Faenza, December 20, 2024 – This morning in Faenza, the shareholders’ meeting of the Caviro Group approved the financial statements for the year ended August 31, 2024. The Group reported consolidated revenues of €385 million, a decrease compared to the previous year, but maintained stable financial metrics (EBITDA at €34.3 million, up +3.4% from the previous year, and net financial position at €80.3 million). The Group demonstrated its ability to generate income while achieving a managerial balance between its “Wine” and “Materials and Bioenergy” sectors.
“This past fiscal year,” commented President Carlo Dalmonte, “has seen Caviro engaged in overcoming various challenges, primarily restoring value to the winegrowers in our social base. In this context, the Group, thanks to its financial solidity and prudence, has approved a financial statement aimed at protecting Caviro and its subsidiaries from the market volatility in the Materials and Bioenergy sector and mitigating supply chain risks beyond its social base.”
The repositioning initiative in the wine sector yielded encouraging results despite declining volumes.
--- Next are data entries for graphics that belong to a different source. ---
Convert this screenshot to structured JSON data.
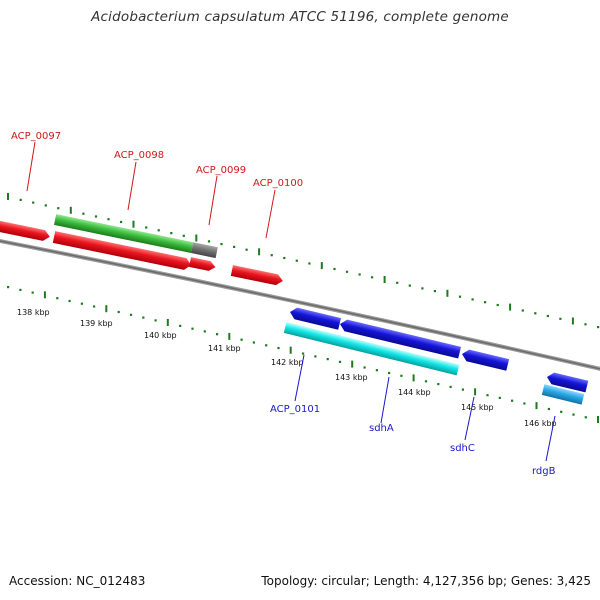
{
  "header": {
    "title": "Acidobacterium capsulatum ATCC 51196, complete genome"
  },
  "footer": {
    "accession": "Accession: NC_012483",
    "topology": "Topology: circular; Length: 4,127,356 bp; Genes: 3,425"
  },
  "colors": {
    "forward_gene": "#e8141e",
    "reverse_gene": "#1414d8",
    "cds_green": "#3cbc3c",
    "cds_gray": "#6e6e6e",
    "cds_cyan": "#14e6e6",
    "cds_light_blue": "#28a8e6",
    "tick_green": "#1e7a1e",
    "backbone": "#7a7a7a",
    "label_red": "#d01818",
    "label_blue": "#1818c8"
  },
  "kbp_ticks": [
    "138 kbp",
    "139 kbp",
    "140 kbp",
    "141 kbp",
    "142 kbp",
    "143 kbp",
    "144 kbp",
    "145 kbp",
    "146 kbp"
  ],
  "gene_labels": {
    "forward": [
      "ACP_0097",
      "ACP_0098",
      "ACP_0099",
      "ACP_0100"
    ],
    "reverse": [
      "ACP_0101",
      "sdhA",
      "sdhC",
      "rdgB"
    ]
  }
}
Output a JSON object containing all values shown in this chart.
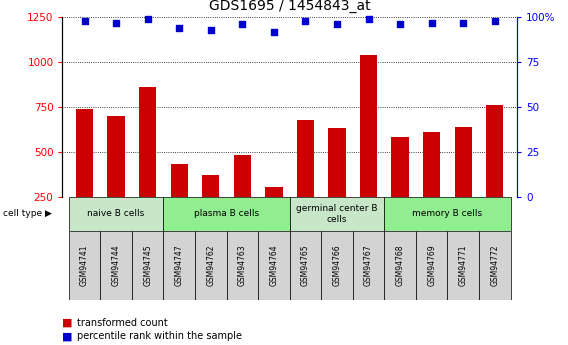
{
  "title": "GDS1695 / 1454843_at",
  "samples": [
    "GSM94741",
    "GSM94744",
    "GSM94745",
    "GSM94747",
    "GSM94762",
    "GSM94763",
    "GSM94764",
    "GSM94765",
    "GSM94766",
    "GSM94767",
    "GSM94768",
    "GSM94769",
    "GSM94771",
    "GSM94772"
  ],
  "transformed_counts": [
    740,
    700,
    860,
    430,
    370,
    480,
    305,
    680,
    630,
    1040,
    580,
    610,
    640,
    760
  ],
  "percentile_ranks": [
    98,
    97,
    99,
    94,
    93,
    96,
    92,
    98,
    96,
    99,
    96,
    97,
    97,
    98
  ],
  "cell_types": [
    {
      "label": "naive B cells",
      "start": 0,
      "end": 3,
      "color": "#c8e6c8"
    },
    {
      "label": "plasma B cells",
      "start": 3,
      "end": 7,
      "color": "#90ee90"
    },
    {
      "label": "germinal center B\ncells",
      "start": 7,
      "end": 10,
      "color": "#c8e6c8"
    },
    {
      "label": "memory B cells",
      "start": 10,
      "end": 14,
      "color": "#90ee90"
    }
  ],
  "bar_color": "#cc0000",
  "dot_color": "#0000cc",
  "ylim_left": [
    250,
    1250
  ],
  "ylim_right": [
    0,
    100
  ],
  "yticks_left": [
    250,
    500,
    750,
    1000,
    1250
  ],
  "yticks_right": [
    0,
    25,
    50,
    75,
    100
  ],
  "ylabel_right_labels": [
    "0",
    "25",
    "50",
    "75",
    "100%"
  ],
  "bar_width": 0.55,
  "sample_box_color": "#d3d3d3",
  "cell_type_label": "cell type"
}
During the fiscal year, the Group outlined a five-year strategic plan focused on expanding global distribution and creating value.
“In line with the defined strategy, the wine division has been reorganized into two pillars,” added Giampaolo Bassetti, General Manager of Caviro Group. “On one side is Cantine Caviro, representing all the brands that showcase the excellence of our winegrowers from North to South. On the other side is Tenute Caviro, a concept that enhances territories rooted in Italy’s most prestigious wine regions, encompassing the Chianti and Valpolicella areas, where the Group operates proprietary companies through subsidiaries Leonardo Da Vinci Spa and Gerardo Cesari Spa.”
During the meeting, the renewal of the Board of Directors for subsidiary Caviro Extra was announced. Carlo Dalmonte was reconfirmed as President, and Valentino Tonini, who was appointed General Manager of the Caviro Group last May, was reappointed as CEO.
“Several initiatives have been carried out in the Materials and Bioenergy sector,” commented Tonini, “with a particular focus on the subsidiary Caviro Extra, both in terms of investments and organizational restructuring. A multi-year investment plan is underway to redefine the production site in Faenza, increasing industrial synergies and further enhancing the circular economy model.”
Investments aimed at improving production efficiency, energy savings, and ecological transition have been implemented across the Group, characterized by a high level of innovation and consistent with the Group’s ESG commitments.